I would like SugarPressure.com to be a great place to read a wide range of information about candy. The main focus will be candy reviews but I'd like to add some variety to this site. I was thinking that each Monday I would try to write an historical article about candy, similar to the Chicken Dinner article I wrote on Thanksgiving Day.Today is December 7 which is the anniversary of the attack on Pearl Harbor, an event that resulted in the United States' entry into World War II. One very important candy bar from World War II was the Hershey Field Ration D Bar or the Tropical Bar.
While reading the national bestselling book The Emperors of Chocolate by Joel Glen Brenner, I learned how World War II helped Hershey become a household name in the United States by supplying the military with the Ration D Bar. There are many important points to make about this candy bar. The Ration D Bar was the first candy bar to be sealed in cellophane to keep it fresh.
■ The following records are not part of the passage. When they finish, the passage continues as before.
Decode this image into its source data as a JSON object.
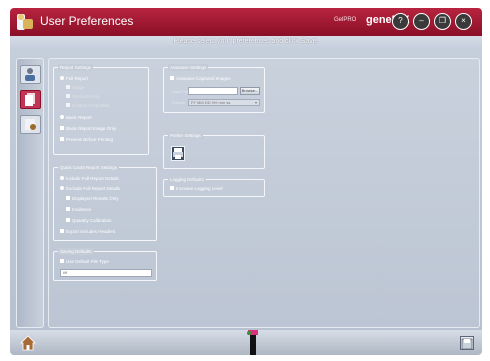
{
  "window": {
    "title": "User Preferences",
    "brand_small": "GelPRO",
    "brand": "genePIX",
    "buttons": [
      {
        "name": "help-button",
        "icon": "question-icon",
        "glyph": "?"
      },
      {
        "name": "minimize-button",
        "icon": "minimize-icon",
        "glyph": "–"
      },
      {
        "name": "restore-button",
        "icon": "restore-icon",
        "glyph": "❐"
      },
      {
        "name": "close-button",
        "icon": "close-icon",
        "glyph": "×"
      }
    ]
  },
  "instruction": "Please select your preferences and click Save.",
  "sidebar": {
    "items": [
      {
        "name": "users-icon",
        "active": false
      },
      {
        "name": "documents-icon",
        "active": true
      },
      {
        "name": "settings-icon",
        "active": false
      }
    ]
  },
  "report_settings": {
    "title": "Report Settings",
    "full_report": "Full Report",
    "sub1": "Image",
    "sub2": "Gel Summary",
    "sub3": "Custom Properties",
    "basic_report": "Basic Report",
    "basic_image_only": "Basic Report Image Only",
    "preview": "Preview Before Printing"
  },
  "quick_count": {
    "title": "Quick Count Report Settings",
    "o1": "Include Full Report Details",
    "o2": "Exclude Full Report Details",
    "o3": "Displayed Results Only",
    "o4": "Incidence",
    "o5": "Quantity Calibration",
    "o6": "Export Includes Headers"
  },
  "saving": {
    "title": "Saving Defaults",
    "use_default": "Use Default File Type",
    "file_type": "tiff"
  },
  "autosave": {
    "title": "Autosave Settings",
    "option": "Autosave Captured Images",
    "save_path_label": "Save Path",
    "browse": "Browse...",
    "format_label": "Format",
    "format_value": "FF MM DD HH mm ss"
  },
  "printer": {
    "title": "Printer Settings"
  },
  "logging": {
    "title": "Logging Defaults",
    "option": "Increase Logging Level"
  },
  "colors": {
    "titlebar": "#a31a36",
    "panel": "#c3cbd8",
    "accent_active": "#c03656"
  }
}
It was the first candy bar to withstand heat up to 120 degrees F and pack in 600 calories per bar. This bar came in a 3 pack to provide the needed 1800 calories a soldier would need if nothing else was available. (This bar also went to the moon with the Apollo 15 astronauts.)
In 1942, when the United States entered the war against Germany and Japan, the military ordered Hershey to commence full-scale production of the new ration bar, and for the next four years the Hershey plant operated around the clock, seven days a week, churning out half a million Ration D bars per shift. At the time, the factory was considered the most modern chocolate manufacturing facility in the nation. The plant was so efficient it supplied nearly every candy company in the country--including Mars--with chocolate to manufacture candy bars (from The Emperors of Chocolate, page 9).